Le prime impressioni sono importanti, no?
Ebbene, tanto quanto per un’azienda sul mercato, lo stesso vale per un film al cinema. Oggi vorremmo sfruttare questo parallelo per lasciarvi alcuni spunti utili su come fare una prima buona impressione ed ottenere l'attenzione del nostro interlocutore.
Sin dalla sequenza dei titoli di testa, il film ha un'occasione per fare una buona prima impressione su di noi, gli spettatori.
Inoltre, una sequenza titoli ben congegnata introduce il pubblico al tono ed al tema del film con forte influenza sulla predisposizione positiva o negativa dello spettatore nella visione del resto del film: una grossa responsabilità direi.
Proviamo allora a fare un parallelo tra la comunicazione cinematografica e quella aziendale?
Seguitemi!
"Dawn of the Dead", (2004)
Ogni volta che qualche cineasta si cimenta con il remake di un grande classico, a maggior ragione di un classico del genere zombie, corre il rischio di far infuriare gli adepti del genere in questione tanto quanto un’azienda che si cimenta in un campo che è di predominio riconosciuto di qualche altro brand.
Il regista Zack Snyder non scopiazza il suo predecessore George Romero, ma lo omaggia rendendo onore al capostipite ritracciandone una degna rivisitazione moderna, identificando sin dai titoli iniziali un chiaro riferimento al cedimento delle istituzioni politico-militari di fronte alla forza della Natura incontrollata (vista al microscopio delle cellule impazzite del virus “zombificante”) e della moltitudine popolare inferocita.
Parafrasando Picasso possiamo dire che il mediocre copia, il genio reinventa.
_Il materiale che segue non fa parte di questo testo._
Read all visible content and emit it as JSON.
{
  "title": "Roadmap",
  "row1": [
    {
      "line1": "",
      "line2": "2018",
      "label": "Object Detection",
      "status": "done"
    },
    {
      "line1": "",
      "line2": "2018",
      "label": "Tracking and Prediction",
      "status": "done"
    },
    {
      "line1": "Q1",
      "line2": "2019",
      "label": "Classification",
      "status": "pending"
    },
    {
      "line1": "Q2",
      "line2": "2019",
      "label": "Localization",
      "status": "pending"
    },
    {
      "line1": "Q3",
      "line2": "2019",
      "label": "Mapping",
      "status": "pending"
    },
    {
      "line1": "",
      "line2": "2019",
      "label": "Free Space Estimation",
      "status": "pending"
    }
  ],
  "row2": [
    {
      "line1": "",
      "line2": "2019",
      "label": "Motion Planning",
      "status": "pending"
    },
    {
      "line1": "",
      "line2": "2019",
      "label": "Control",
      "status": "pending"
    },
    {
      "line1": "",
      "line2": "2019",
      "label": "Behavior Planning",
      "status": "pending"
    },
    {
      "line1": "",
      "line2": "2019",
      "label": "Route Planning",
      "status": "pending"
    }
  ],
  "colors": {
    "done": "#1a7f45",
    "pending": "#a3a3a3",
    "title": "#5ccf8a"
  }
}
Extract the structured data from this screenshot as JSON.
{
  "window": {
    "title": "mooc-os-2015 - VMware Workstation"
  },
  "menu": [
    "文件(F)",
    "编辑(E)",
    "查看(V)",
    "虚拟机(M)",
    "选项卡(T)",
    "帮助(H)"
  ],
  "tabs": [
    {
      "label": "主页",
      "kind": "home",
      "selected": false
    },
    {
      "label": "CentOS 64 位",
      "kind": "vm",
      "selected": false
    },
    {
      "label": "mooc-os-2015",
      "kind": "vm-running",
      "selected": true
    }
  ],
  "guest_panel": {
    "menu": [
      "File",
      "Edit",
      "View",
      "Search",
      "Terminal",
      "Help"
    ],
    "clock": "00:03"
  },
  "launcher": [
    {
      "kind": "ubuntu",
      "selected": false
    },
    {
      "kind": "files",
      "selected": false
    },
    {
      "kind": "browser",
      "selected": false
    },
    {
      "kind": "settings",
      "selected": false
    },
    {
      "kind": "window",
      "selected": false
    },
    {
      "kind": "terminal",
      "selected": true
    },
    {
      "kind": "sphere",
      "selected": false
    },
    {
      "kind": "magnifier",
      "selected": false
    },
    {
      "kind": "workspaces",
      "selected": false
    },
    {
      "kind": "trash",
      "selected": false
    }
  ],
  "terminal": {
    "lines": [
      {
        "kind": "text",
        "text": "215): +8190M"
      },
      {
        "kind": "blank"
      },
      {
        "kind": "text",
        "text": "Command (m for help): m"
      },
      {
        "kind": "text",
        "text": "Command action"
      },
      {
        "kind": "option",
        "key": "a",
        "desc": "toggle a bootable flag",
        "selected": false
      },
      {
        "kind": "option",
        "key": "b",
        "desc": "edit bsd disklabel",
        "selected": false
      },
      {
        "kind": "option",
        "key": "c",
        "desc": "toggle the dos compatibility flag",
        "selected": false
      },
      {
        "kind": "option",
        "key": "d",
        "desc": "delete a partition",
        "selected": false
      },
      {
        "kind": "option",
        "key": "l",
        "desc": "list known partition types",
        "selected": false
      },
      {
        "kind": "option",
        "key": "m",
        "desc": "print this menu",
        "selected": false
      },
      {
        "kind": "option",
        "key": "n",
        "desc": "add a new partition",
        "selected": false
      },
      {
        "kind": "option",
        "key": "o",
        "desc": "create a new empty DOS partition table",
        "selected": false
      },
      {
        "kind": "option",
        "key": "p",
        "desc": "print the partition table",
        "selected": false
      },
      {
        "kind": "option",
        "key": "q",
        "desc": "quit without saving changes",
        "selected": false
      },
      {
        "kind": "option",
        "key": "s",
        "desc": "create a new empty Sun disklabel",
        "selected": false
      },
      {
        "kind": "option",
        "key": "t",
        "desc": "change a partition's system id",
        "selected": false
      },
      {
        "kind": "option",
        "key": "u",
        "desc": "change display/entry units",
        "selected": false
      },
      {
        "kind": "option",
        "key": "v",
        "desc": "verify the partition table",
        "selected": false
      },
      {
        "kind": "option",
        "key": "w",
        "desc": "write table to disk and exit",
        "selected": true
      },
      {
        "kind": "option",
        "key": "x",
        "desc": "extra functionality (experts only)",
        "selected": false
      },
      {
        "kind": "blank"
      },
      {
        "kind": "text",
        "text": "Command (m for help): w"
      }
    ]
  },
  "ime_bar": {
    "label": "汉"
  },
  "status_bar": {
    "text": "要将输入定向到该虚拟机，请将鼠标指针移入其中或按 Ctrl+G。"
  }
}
Per potersi inserire in un mercato che apparentemente sembra già occupato, non si possono stravolgere sempre le regole sperando di avere un'idea geniale e azzerante: spesso è più creativo colui che sa ristrutturare una forma architettonica piuttosto che colui che rade tutto al suolo per poi ricostruire da capo. Rifacendoci all’archetypal marketing, l’archetipo che dobbiamo risvegliare nel nostro potenziale target di clienti è quello dell’artefice, del creatore. Come ha fatto Zack Snyder.
"Lord of War", (2005)
La sequenza iniziale di Lord of War mette in campo tutte le cartucce in un colpo solo (permettetemi il metaforico gioco di parole).
Possiamo immaginare un’azienda che fa un "lavoro sporco", ma che ne sa mostrare l’aspetto puramente costruttivo: la sequenza in cui ci viene mostrato tutto il lavoro di catena di montaggio che c’è dietro alla creazione della singola cartuccia per armi da fuoco.
D’altra parte questa stessa azienda non si nasconde dietro l’ipocrita affermazione che "un lavoro è pur sempre un lavoro" anche se si tratta di un lavoro sporco, ma ci fa vedere anche quale è il rischio che si può correre nel caso ci sia un abuso nell’utilizzo del suo prodotto. Cosa può creare più consenso attorno ad un’azienda se non la pratica della trasparenza?
"Shaft", (1971)
Non nascondiamoci dietro un dito: un brand, un marchio, un’azienda deve essere cool. E per esserlo nessun archetipo ha maggior forza evocatrice rispetto a quello del ribelle, dell’anticonformista.. come Shaft.
Shaft ci viene presentato attraverso il panorama nel quale si muove, una colonna sonora che lo connota prima di vederlo, il suo abbigliamento, il suo primo piano, la sua camminata spavalda ed il suo atteggiamento sbruffone… e solo alla fine il suo lavoro, la sua professione per l’esattezza. Si tratta di un detective della polizia, anticonformista, cool ma sensibile ed umano.
Se sarete in grado di riassumere tutto quello che rappresenta Shaft nel vostro marchio, non ci saranno controstrategie alla vostra altezza. Ma vi sembra una cosa facile essere come Shaft?!?